Still heaving against the impossible weight, my muscles screaming in protest, I gasped, “Damn it, Max, this is going to kill me. What the hell are these things even for?”
He glanced up, sweat already dripping down his face from the mere effort of being there. “Pumps for Sections 3 through 6. They need clean water, and the sewers gotta drain. Can’t waste electricity on pumps when we’ve got plenty of manpower down here, men and women.” He let out a wheezing laugh.
One of the other men pushing next to me, a brute as ugly as the foreman but with one milky eye, grunted, “Hey, you’re the one who Nate brought in …”
I ignored him, focusing every ounce of strength on the wheel, wanting to drive my elbow into his throat, but no, second rule of The Sisters: do not show weakness.
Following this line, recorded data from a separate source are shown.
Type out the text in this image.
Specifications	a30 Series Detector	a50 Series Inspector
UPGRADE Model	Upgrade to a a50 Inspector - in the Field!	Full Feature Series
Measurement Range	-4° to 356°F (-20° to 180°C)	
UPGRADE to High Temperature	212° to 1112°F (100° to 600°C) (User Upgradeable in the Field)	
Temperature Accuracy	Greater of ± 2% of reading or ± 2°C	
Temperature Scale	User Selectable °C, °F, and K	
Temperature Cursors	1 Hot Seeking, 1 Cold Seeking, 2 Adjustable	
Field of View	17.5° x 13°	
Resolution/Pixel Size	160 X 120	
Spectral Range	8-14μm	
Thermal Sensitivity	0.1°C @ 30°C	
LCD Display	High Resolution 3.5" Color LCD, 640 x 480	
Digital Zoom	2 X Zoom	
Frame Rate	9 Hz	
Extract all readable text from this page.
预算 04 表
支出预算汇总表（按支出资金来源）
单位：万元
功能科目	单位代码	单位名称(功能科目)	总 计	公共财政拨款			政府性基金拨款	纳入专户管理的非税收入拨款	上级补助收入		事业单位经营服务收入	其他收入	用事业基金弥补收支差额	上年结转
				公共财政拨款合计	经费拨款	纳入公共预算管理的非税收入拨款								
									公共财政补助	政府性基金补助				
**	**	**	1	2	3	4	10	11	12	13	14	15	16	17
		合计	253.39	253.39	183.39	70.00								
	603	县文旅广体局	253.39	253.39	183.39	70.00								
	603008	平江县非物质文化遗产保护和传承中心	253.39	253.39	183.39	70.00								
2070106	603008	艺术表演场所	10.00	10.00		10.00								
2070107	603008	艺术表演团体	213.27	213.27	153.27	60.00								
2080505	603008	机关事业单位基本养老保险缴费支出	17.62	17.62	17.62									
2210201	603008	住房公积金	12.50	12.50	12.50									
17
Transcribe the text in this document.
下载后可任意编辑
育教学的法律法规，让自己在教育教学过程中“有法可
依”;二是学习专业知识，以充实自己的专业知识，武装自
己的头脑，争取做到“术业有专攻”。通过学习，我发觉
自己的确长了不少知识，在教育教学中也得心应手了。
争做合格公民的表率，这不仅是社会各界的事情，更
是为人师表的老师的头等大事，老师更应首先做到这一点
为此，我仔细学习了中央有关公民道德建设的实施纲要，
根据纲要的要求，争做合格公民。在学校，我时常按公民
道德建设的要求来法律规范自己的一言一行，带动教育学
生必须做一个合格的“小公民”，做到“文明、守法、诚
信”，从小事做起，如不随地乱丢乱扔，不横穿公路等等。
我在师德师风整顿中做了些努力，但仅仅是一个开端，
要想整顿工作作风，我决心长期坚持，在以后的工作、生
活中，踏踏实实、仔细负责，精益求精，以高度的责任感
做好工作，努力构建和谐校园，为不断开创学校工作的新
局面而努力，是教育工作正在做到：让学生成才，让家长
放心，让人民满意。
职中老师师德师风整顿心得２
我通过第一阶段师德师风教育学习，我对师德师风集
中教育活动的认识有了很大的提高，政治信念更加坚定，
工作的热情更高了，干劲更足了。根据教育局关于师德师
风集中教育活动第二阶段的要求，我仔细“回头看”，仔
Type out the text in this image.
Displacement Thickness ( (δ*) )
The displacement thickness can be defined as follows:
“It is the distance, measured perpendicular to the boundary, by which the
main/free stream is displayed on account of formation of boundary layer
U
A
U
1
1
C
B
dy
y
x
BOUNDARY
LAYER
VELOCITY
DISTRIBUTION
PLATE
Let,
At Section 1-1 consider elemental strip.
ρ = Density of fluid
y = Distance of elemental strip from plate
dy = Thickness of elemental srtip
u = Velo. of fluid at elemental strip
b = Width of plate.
Endure.
The work was gruelling, mind-numbing torture. If I slowed even for a second, the watchers shouted threats, so I pushed and pushed for what felt like an eternity, letting my mind wander to survive:
How can I make real money here? Was coming here a catastrophic mistake? What if they find my book and can translate it? How do I get my buried supplies into the city, enough to build a real life and earn real Chids?
But more than anything, my thoughts circled back to Nate, his smug grin, his betrayal. Why didn’t he help me? Is he even alive? If he is, I hate him. If he’s not… The thought brought an unexpected pang of loss more confusing than the pain. I think I really do like him.
Finally, the fourth bell rang, only the second since I started pushing, wrenching me from my thoughts. The wheel ground to a shuddering halt, and I nearly collapsed, my legs buckling under the sudden absence of strain. Staggering toward Max, I gasped, “I need food. Water. A damn shower, Blessed Mother, I reek. This whole damn town reeks.”
Max just grinned, slapping my sweaty shoulder. “We did it, though. Now we get paid, eh?”
On the way out, we flashed our tags and collected our wages, one Rad pill and five Chids each. The foreman loomed too close, breath sour with cheap liquor as he leered. “Don’t spend it all at once, girl.” I was filthy, sweat-streaked and stinking, but he and his hungry eyes were worse. “Might clean up nice,” he mused, his fingers brushing my breast, no accident. I forced a thin, sickly smile and bolted, dragging a protesting Max with me before the bastard could say more.
“Max, show me where to get a damn shower, or I swear I’ll kill you and leave you in this mud.”
“No probs. Max can do anything. Come on, I know the best spot in town.”
Exhaustion clouded my senses, and I barely noticed the twisting path we took. But soon enough, we stood before a door bathed in the glow of a flickering red bulb, a sign above it, reading: The Thrill.
“Max!” I nearly shouted, my voice cracking with disbelief.
“I know, I know,” he smirked. “But it’s got the best baths in Irish-Section 1, know what I mean? Trust me. Jenny runs a clean operation.”
Reluctantly, my desire for cleanliness overriding my pride, I followed him inside.
The place looked like a child’s idea of a brothel, red velvet smothered every surface, clashing with the single flickering bulb masquerading as a candle. Its dim light fell on the cheerful, buxom woman behind the counter, her claw-like nails painted a garish red to match the décor. She was meticulously polishing a glass.